In their most recent work, the researchers moved their language into a more literal realm, creating 3-D images that, when manipulated, can trigger mathematical insights.

“Where before we had been working in two dimensions, we now see that it’s valuable to have a language that’s Lego-like, and in three dimensions,” Jaffe said. “By pushing these pictures around, or working with them like an object you can deform, the images can have different mathematical meanings, and in that way we can create equations.”

Among their pictorial feats, Jaffe said, are the complex equations used to describe quantum teleportation. The researchers have pictures for the Pauli matrices, which are fundamental components of quantum information protocols. This shows that the standard protocols are topological, and also leads to discovery of new protocols.

“It turns out one picture is worth 1,000 symbols,” Jaffe said.

“We could describe this algebraically, and it might require an entire page of equations,” Liu added. “But we can do that in one picture, so it can capture a lot of information.”

Having found a fit with quantum information, the researchers are now exploring how their language might also be useful in a number of other subjects in mathematics and physics.

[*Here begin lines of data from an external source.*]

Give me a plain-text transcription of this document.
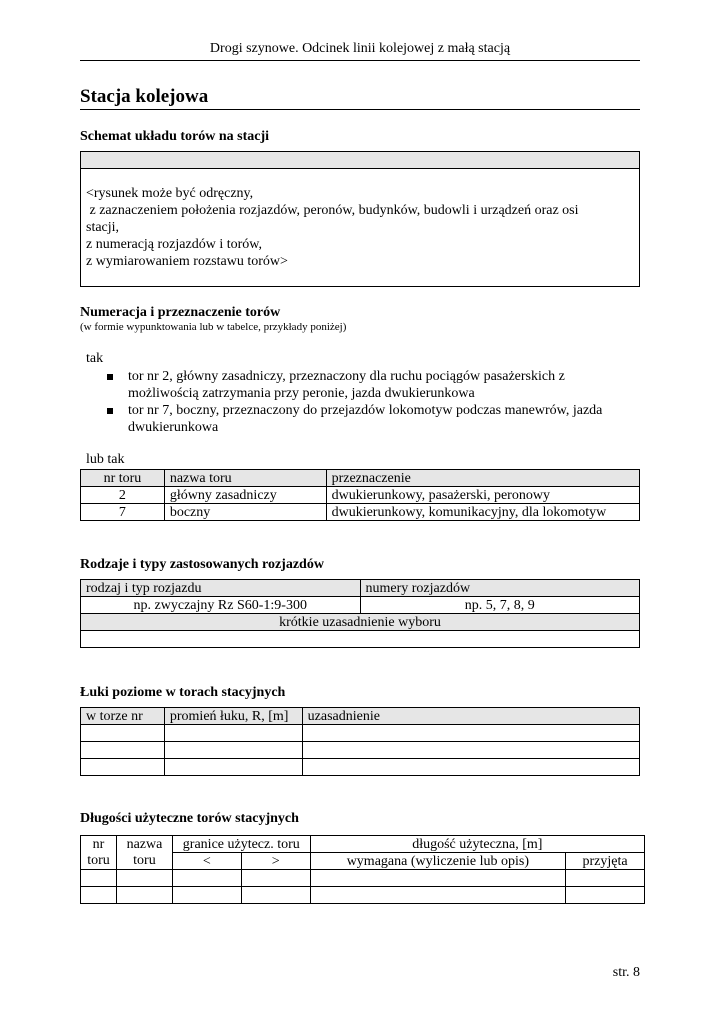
Drogi szynowe. Odcinek linii kolejowej z małą stacją
Stacja kolejowa
Schemat układu torów na stacji
<rysunek może być odręczny,
z zaznaczeniem położenia rozjazdów, peronów, budynków, budowli i urządzeń oraz osi
stacji,
z numeracją rozjazdów i torów,
z wymiarowaniem rozstawu torów>
Numeracja i przeznaczenie torów
(w formie wypunktowania lub w tabelce, przykłady poniżej)
tak
tor nr 2, główny zasadniczy, przeznaczony dla ruchu pociągów pasażerskich z
możliwością zatrzymania przy peronie, jazda dwukierunkowa
tor nr 7, boczny, przeznaczony do przejazdów lokomotyw podczas manewrów, jazda
dwukierunkowa
lub tak
nr toru	nazwa toru	przeznaczenie
2	główny zasadniczy	dwukierunkowy, pasażerski, peronowy
7	boczny	dwukierunkowy, komunikacyjny, dla lokomotyw
Rodzaje i typy zastosowanych rozjazdów
rodzaj i typ rozjazdu	numery rozjazdów
np. zwyczajny Rz S60-1:9-300	np. 5, 7, 8, 9
krótkie uzasadnienie wyboru	

Łuki poziome w torach stacyjnych
w torze nr	promień łuku, R, [m]	uzasadnienie

Długości użyteczne torów stacyjnych
nr	nazwa	granice użytecz. toru		długość użyteczna, [m]	
toru	toru	<	>	wymagana (wyliczenie lub opis)	przyjęta

str. 8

“We don’t want to make claims at this point,” Jaffe said, “but we believe and are thinking about quite a few other areas where this picture-language could be important.”

Sadly, there are no artistic images illustrating quon but this is from the paper,

An n-quon is represented by n hemispheres. We call the flat disc on the boundary of each hemisphere a boundary disc. Each hemisphere contains a neutral diagram with four boundary points on its boundary disk. The dotted box designates the internal structure that specifies the quon vector. For example, the 3-quon is represented as

Courtesy: PNAS and Harvard University

I gather the term ‘quon’ is meant to suggest quantum particles.

Here’s a link and a citation for the paper,

Quon 3D language for quantum information by Zhengwei Liu, Alex Wozniakowski, and Arthur M. Jaffe. Proceedins of the National Academy of Sciences Published online before print February 6, 2017, doi: 10.1073/pnas.1621345114 PNAS March 7, 2017 vol. 114 no. 10

This paper appears to be open access.